Plot: What plot? Tinto Brass, well-known director of Eurotica (including the infamous Caligula) began his career as an “underground” filmmaker, which back in the ’60s meant ripping off Jean-Luc Godard and Andy Warhol willy-nilly, then mixing in some off-brand rock ’n’ roll and trippy lightshow effects. Attraction is ostensibly about a young woman (Anita Sanders) who spends the day roaming through London, alternately following and being followed by studly black dude Terry Carter. While she contemplates a little afternoon delight, her mind races, preoccupied by all the issues confronting a fashionable lady of the late ’60s: war, religion, social mores, paranoia, standards of beauty, racial conflict, drugs, and all the other impediments to her getting her groove on.

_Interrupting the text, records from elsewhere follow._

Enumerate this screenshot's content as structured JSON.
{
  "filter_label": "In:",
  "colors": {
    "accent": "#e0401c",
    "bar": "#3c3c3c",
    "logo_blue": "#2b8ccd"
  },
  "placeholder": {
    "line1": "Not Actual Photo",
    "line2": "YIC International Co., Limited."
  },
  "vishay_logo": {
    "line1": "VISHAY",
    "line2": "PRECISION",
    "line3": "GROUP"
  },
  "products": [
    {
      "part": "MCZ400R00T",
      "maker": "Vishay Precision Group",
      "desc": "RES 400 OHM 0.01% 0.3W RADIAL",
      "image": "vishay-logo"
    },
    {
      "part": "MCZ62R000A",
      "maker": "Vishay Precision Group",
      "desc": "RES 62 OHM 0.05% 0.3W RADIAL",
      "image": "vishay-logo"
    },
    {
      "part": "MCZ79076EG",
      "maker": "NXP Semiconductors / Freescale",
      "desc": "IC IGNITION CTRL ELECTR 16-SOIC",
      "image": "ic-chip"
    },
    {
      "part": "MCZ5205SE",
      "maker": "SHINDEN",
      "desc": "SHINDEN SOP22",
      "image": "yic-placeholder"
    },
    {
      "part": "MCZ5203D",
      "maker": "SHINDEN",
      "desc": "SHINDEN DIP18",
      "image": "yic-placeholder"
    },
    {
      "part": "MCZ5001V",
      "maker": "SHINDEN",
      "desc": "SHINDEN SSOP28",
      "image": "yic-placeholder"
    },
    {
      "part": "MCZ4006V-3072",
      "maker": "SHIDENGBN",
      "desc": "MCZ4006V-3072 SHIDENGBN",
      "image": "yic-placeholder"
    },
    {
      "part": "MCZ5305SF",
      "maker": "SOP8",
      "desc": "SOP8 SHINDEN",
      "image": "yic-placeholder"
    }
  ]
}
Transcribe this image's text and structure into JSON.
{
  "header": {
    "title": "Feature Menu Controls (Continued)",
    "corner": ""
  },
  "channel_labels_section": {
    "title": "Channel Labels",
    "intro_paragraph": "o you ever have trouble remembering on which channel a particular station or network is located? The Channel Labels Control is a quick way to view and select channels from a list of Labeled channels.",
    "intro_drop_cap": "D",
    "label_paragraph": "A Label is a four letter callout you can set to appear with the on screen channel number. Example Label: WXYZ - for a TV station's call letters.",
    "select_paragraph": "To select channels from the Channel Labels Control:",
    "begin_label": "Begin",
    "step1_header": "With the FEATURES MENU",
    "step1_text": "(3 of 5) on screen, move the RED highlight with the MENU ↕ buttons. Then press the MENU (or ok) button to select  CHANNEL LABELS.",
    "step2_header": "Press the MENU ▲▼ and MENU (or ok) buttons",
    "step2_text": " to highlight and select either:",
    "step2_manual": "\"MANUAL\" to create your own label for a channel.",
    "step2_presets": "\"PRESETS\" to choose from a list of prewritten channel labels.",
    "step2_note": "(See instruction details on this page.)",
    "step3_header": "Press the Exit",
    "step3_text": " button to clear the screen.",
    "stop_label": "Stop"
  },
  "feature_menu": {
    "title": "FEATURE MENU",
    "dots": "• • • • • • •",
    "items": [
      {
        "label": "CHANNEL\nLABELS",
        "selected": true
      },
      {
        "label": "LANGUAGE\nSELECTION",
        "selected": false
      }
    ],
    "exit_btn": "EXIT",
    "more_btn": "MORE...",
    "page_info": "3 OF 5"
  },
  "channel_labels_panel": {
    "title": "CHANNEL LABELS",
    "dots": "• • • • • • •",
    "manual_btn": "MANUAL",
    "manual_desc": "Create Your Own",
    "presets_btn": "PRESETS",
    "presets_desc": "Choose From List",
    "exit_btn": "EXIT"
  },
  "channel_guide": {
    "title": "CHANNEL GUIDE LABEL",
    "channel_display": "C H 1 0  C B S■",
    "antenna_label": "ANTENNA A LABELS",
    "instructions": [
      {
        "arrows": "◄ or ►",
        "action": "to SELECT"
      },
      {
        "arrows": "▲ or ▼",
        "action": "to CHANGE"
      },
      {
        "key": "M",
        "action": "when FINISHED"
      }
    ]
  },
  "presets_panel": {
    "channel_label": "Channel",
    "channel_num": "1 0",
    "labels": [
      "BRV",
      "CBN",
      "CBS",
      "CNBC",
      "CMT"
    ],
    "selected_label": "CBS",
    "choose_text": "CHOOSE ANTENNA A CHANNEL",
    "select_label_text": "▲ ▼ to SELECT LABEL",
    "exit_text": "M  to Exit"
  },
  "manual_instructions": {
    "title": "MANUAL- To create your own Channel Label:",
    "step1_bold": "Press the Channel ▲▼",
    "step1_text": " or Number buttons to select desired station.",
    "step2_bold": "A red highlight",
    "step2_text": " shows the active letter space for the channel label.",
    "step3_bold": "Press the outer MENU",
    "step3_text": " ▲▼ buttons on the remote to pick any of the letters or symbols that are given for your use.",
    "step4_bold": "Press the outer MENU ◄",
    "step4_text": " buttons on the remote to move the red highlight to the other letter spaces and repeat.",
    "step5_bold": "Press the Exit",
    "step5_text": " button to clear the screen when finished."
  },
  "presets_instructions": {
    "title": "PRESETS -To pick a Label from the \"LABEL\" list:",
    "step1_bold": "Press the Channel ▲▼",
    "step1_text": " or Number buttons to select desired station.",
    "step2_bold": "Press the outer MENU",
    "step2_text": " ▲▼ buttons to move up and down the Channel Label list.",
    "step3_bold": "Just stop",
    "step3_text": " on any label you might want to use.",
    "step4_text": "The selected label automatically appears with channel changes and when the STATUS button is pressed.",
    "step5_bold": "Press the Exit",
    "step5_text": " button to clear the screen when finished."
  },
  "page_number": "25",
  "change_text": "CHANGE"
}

All in all, Attraction is an ambitious (some might say pretentious) undertaking for Brass, and he isn’t exactly up to the task. The movie opens with a voice murmuring, “Who is in charge?” followed quickly by a distant shouted rant that consists of pseudo-meaningful utterings like “But what about violence? What about love? What about Ho Chi Minh?” While music by the Procol Harum spin-off band Freedom plays on the soundtrack, Sanders walks through the park, looking at hippies and gurus and muttering, “I don’t know. But then, who knows?” From there, we see Sanders head into the city and into her own mind, while Brass works in panels from Guido Crepax comics, newsreels of human atrocities, mimes, street graffiti that reads “U.S. Out Of Vietnam Now!” and more topless women per screen-minute than Russ Meyer at his randiest. If Brass’ goal was to de-eroticize the female breast by intercutting nude studies with Holocaust footage, then consider that goal achieved.
Key scenes: The Freedom songs in Attraction don’t just pay lip service to love-generation buzzwords, they practically serve as Sanders’ internal monologue, as in this montage of hippie kitsch and erotica, set to a song that prominently features the lyric “Can you believe that you’re a toy for other people’s pleasure?”